Berkana Blog

Communities are the Leaders of the Future

by Drew Love on December 20, 2011

There will be a picture that will be the iconic image of the Occupy and Arab Spring movements and I would like to request that that picture be taken from a distance. The picture should be taken at least from one of the skyscrapers that looks down on Wall Street, catching a bird’s eye view of thousands of people, or maybe from a distant alley away from the busiest parts of the streets of Cairo. If it’s possible to somehow capture everyone in a single image, I’d encourage the photographer to do just that.

I make this request because I’m not interested in seeing the face of just one person added to the historical canon of “great men” who have changed the world. Don’t get me wrong, many of these people did wonderful things for the people they cared about, and they most certainly did help change history.

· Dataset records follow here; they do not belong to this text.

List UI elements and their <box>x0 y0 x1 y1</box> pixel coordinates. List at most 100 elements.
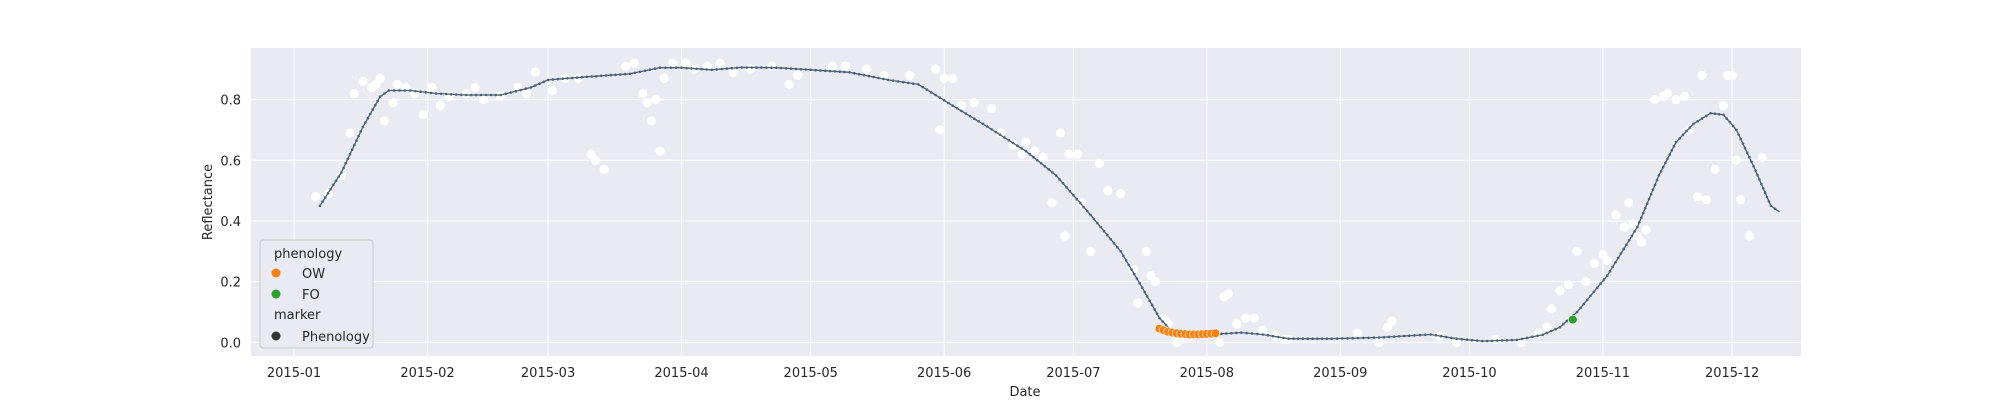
curve-point <box>1636 225 1639 229</box>
curve-point <box>1460 337 1463 341</box>
observation-point <box>1374 337 1384 347</box>
curve-point <box>1760 182 1763 186</box>
observation-point <box>1085 246 1096 256</box>
curve-point <box>342 166 345 170</box>
y-axis-ticks: 0.0 0.2 0.4 0.6 0.8 <box>220 94 241 352</box>
curve-point <box>1346 337 1349 340</box>
x-tick-label: 2015-09 <box>1313 366 1367 381</box>
curve-point <box>1102 229 1106 233</box>
curve-point <box>848 71 851 74</box>
curve-point <box>439 92 443 96</box>
curve-point <box>494 93 498 97</box>
observation-point <box>345 128 355 138</box>
curve-point <box>1651 188 1655 191</box>
curve-point <box>1287 337 1290 341</box>
curve-point <box>444 92 448 96</box>
curve-point <box>886 78 890 82</box>
curve-point <box>1645 202 1649 205</box>
observation-point <box>573 73 583 83</box>
curve-point <box>1737 133 1740 136</box>
observation-point <box>1637 237 1647 247</box>
curve-point <box>353 143 356 147</box>
observation-point <box>995 128 1005 138</box>
curve-point <box>1367 336 1370 340</box>
curve-point <box>449 93 453 96</box>
curve-point <box>364 121 367 124</box>
curve-point <box>1043 165 1047 168</box>
observation-point <box>470 82 480 93</box>
observation-point <box>310 192 321 202</box>
curve-point <box>1413 334 1416 337</box>
curve-point <box>538 82 541 85</box>
curve-point <box>1554 327 1557 331</box>
curve-point <box>720 67 723 71</box>
curve-point <box>1058 178 1061 181</box>
curve-point <box>1054 174 1058 177</box>
curve-point <box>585 75 589 79</box>
curve-point <box>951 104 955 107</box>
curve-point <box>1225 332 1228 335</box>
curve-point <box>685 66 688 70</box>
observation-point <box>793 70 803 80</box>
curve-point <box>1429 333 1432 336</box>
curve-point <box>779 66 783 70</box>
curve-point <box>1739 137 1742 141</box>
curve-point <box>1116 246 1119 249</box>
observation-point <box>1701 195 1711 205</box>
observation-point <box>827 61 837 71</box>
curve-point <box>1672 144 1676 148</box>
curve-point <box>1330 337 1333 341</box>
curve-point <box>1141 286 1144 290</box>
curve-point <box>1589 294 1592 298</box>
curve-point <box>1582 302 1586 306</box>
curve-point <box>348 152 352 156</box>
curve-point <box>599 74 603 78</box>
curve-point <box>1230 331 1233 335</box>
observation-point <box>784 79 794 90</box>
curve-point <box>1611 265 1614 269</box>
curve-point <box>1311 337 1314 341</box>
curve-point <box>1096 221 1099 225</box>
curve-point <box>1709 111 1712 115</box>
observation-point <box>969 98 979 108</box>
curve-point <box>1725 117 1728 120</box>
curve-point <box>990 128 993 131</box>
observation-point <box>905 70 915 80</box>
observation-point <box>1624 198 1634 208</box>
curve-point <box>546 78 550 82</box>
curve-point <box>833 70 837 73</box>
curve-point <box>414 89 417 93</box>
curve-point <box>1124 259 1128 262</box>
curve-point <box>465 93 468 97</box>
curve-point <box>1642 211 1645 215</box>
observation-point <box>435 101 446 111</box>
curve-point <box>755 66 758 69</box>
curve-point <box>1681 133 1685 137</box>
legend-hue-title: phenology <box>274 247 342 262</box>
observation-point <box>956 101 967 111</box>
observation-point <box>1258 325 1268 335</box>
curve-point <box>789 67 793 70</box>
curve-point <box>700 67 703 71</box>
curve-point <box>784 67 788 70</box>
observation-point <box>862 64 872 74</box>
curve-point <box>1722 113 1725 117</box>
curve-point <box>930 91 933 94</box>
curve-point <box>938 96 942 99</box>
curve-point <box>1164 323 1168 327</box>
phenology-point-fo <box>1568 314 1578 325</box>
observation-point <box>1546 304 1556 314</box>
curve-point <box>1039 162 1043 165</box>
curve-point <box>398 89 401 92</box>
observation-point <box>681 58 691 68</box>
curve-point <box>669 66 673 69</box>
curve-point <box>1550 329 1553 333</box>
curve-point <box>329 187 333 191</box>
curve-point <box>321 200 324 203</box>
curve-point <box>1575 310 1579 314</box>
curve-point <box>590 75 593 78</box>
observation-point <box>1727 70 1737 80</box>
curve-point <box>1387 335 1391 339</box>
curve-point <box>1515 338 1519 342</box>
observation-points <box>310 58 1767 347</box>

However, they were only able to help make that change because they stood on the shoulders of millions of others who came together around a shared vision.

Yet the common belief is that the cause of social change still rests upon the individual him or herself as the most powerful force in shaping the world. If you watch this crazy shirtless man dancing on a hill and the TED talk by Derek Sivers about how a movement is more about the group than it is about the leader, you might reconsider the importance of the individual. The success of the Occupy movement, the Arab Spring, the civil rights movement, India’s independence and any other movement depends upon the strength of the social bonds that bring people together for change. In other words, it is only through these invisible bonds, and the communities they create, that we can hope to transform our society for the better.

As pointed out in Malcolm Gladwell’s “The Revolution Will not be Tweeted,” social movements, especially those that are engaged in high-risk activity and are aimed at radically restructuring society for the better, are only successful when there exist strong relationships between the people in the movement. So what then is the role for the individual in a framework that emphasizes the community?

Simply put, the role of the individual is to connect. A network for social change can only continue to exist as long as the nodes, the persons, within that network are strongly connected to one another. So to readers out there I ask you to connect, and to connect passionately to the people who matter to you. Shake hands with community members, have them over for dinner, go out with them for coffee and remember their birthdays.

These acts seem small in light of such momentous events as the “I Have a Dream Speech” or Gandhi leading the people to the ocean to make their own salt. But the truth is that many of these smaller moments, where the world seemed to suddenly change, are not single momentous acts of revolution, just as they are not really led by individual revolutionaries. What we are seeing now is a moment in time that took years, and more likely decades or centuries to create.

And so I’ll continue to hope that if one day there is a photo that captures what the Occupy and Arab Spring movements mean, that it will have been taken from a distance. I hope that photo will show a sea of people creating change by creating community first.